The orange below was also shot in a light tent. Two oranges are more attractive to buyers, who get 2 'photos' for the price of one. I propped up the slice on the left with a piece of Blu Tack to get a nice angle, which also helped boost sales.

To prevent your white card from becoming stained by foods (or blu tack marks, etc) place your subjects on an additional piece of A4 paper. This also saves you from having to remove the stains which are in focus using photoshop.
If you are starting out, I would highly recommend that everyone experiment on a low budget with CHEAP daylight balanced bulbs first. You will quickly discover the limitations of cheap lighting, and you will also learn about constant lighting. You will then be in a better position to decide whether you want to buy expensive flash lighting or expensive constant lighting. Professional "constant lighting" is sometimes almost as expensive as professional studio flash lighting. It boils down to preference in the end.
Use reflectors as well as flash when shooting products or models outdoors, and always use a difusser with the flash if you have one. Good models are not cheap, and you run the risk of ruining an entire shoot if your lighting is not good enough. Two of my photos were once rejected by dreamstime due to a tiny spec of dirt under my thumbnail, which was easily fixed in photoshop. Your best ever photos may be rejected if your shadows and highlights are not spot on, so take care when shooting outdoors, especially under the mid day sun when ligting conditions are at their worst, to ensure the subjects you are photographing are properly lit.
Shooting under cloud cover has benefits, as the clouds themselves act as difussers bringing the color temperature down from 10'000 - 20'000k (skylight) to a more managable 6000 - 8000k. It is far easier to manage products in a light tent under controlled studio lighting conditions where the photographer has control, than shooting outdoors where consistant lighting is a hit and miss affair.

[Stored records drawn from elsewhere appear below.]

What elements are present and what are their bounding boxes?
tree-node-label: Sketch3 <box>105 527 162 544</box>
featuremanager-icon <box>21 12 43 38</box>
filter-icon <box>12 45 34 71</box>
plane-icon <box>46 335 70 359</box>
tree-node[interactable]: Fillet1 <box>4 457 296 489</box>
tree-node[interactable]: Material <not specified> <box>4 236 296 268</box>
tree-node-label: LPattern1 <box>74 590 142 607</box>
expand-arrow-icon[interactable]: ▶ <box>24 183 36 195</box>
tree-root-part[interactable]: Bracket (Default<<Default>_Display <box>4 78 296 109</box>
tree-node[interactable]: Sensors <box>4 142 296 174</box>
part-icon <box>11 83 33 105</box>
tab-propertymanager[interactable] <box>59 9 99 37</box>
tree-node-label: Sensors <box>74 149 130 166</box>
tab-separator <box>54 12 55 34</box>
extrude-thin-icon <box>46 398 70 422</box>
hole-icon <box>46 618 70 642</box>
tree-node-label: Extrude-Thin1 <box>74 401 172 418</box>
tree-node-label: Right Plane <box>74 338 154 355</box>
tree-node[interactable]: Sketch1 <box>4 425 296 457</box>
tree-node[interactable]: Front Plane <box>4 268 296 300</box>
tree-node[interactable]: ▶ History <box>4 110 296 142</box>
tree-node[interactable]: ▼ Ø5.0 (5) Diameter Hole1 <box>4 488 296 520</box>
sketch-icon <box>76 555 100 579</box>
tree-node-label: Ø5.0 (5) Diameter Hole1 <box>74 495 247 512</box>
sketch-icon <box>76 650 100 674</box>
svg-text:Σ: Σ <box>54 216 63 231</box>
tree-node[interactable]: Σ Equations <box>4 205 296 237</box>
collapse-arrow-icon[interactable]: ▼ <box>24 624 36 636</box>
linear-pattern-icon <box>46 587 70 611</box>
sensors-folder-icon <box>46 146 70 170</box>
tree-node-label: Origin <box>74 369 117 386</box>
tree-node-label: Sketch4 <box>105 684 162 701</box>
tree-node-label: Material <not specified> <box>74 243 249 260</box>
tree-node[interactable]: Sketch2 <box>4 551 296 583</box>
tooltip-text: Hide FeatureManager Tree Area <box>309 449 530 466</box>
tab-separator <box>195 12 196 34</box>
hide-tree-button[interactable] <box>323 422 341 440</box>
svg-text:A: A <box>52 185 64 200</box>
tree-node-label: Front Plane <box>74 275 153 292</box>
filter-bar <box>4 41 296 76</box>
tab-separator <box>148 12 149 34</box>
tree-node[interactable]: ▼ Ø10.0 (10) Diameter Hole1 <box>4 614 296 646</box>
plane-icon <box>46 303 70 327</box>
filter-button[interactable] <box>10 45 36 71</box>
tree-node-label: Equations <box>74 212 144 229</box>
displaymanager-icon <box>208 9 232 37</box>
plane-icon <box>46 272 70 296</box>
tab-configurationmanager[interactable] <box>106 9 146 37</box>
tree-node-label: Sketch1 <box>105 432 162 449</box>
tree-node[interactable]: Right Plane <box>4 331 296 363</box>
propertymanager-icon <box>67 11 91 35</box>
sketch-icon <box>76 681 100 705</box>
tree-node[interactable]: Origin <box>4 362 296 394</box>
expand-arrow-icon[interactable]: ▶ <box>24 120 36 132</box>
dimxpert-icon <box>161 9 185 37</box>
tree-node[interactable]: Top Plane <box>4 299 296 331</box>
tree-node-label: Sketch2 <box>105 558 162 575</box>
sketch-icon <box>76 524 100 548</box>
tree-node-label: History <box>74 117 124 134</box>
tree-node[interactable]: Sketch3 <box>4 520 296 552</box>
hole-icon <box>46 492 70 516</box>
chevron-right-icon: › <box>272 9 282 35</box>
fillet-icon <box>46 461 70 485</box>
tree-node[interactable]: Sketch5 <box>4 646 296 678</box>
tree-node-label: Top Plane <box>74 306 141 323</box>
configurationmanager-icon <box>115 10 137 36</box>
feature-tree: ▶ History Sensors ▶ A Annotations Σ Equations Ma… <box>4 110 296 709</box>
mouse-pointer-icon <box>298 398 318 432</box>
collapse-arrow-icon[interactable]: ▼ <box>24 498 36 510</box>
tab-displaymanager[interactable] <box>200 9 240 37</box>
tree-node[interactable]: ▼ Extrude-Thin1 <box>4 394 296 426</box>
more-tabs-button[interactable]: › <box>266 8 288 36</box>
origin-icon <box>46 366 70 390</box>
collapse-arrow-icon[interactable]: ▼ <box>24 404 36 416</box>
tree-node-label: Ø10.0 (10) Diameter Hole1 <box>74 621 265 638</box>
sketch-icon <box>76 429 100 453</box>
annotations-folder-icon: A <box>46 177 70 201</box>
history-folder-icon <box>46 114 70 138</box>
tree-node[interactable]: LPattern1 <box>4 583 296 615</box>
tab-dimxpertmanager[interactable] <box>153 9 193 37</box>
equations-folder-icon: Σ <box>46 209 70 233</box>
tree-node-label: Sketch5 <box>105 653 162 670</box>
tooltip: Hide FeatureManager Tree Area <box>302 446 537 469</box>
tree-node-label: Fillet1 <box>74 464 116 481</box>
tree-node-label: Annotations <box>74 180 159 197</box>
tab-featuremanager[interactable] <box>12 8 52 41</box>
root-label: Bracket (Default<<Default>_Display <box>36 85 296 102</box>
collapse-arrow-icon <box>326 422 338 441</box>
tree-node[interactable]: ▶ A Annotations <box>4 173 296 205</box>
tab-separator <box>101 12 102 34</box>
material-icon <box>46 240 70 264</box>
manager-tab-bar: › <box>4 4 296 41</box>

Dont become too emotionally attached to your images and try to allow common sense be your critique. Show 100 people two photos of food, and nearly all 100 people will agree which one looks best, tastiest, and nicest. Photography is the study of composition and lighting (no more) and when working in a studio, with the benefit of being able to work on a trial and error basis, there is no reason why you shouldnt be able to achieve near-perfect results with consistency.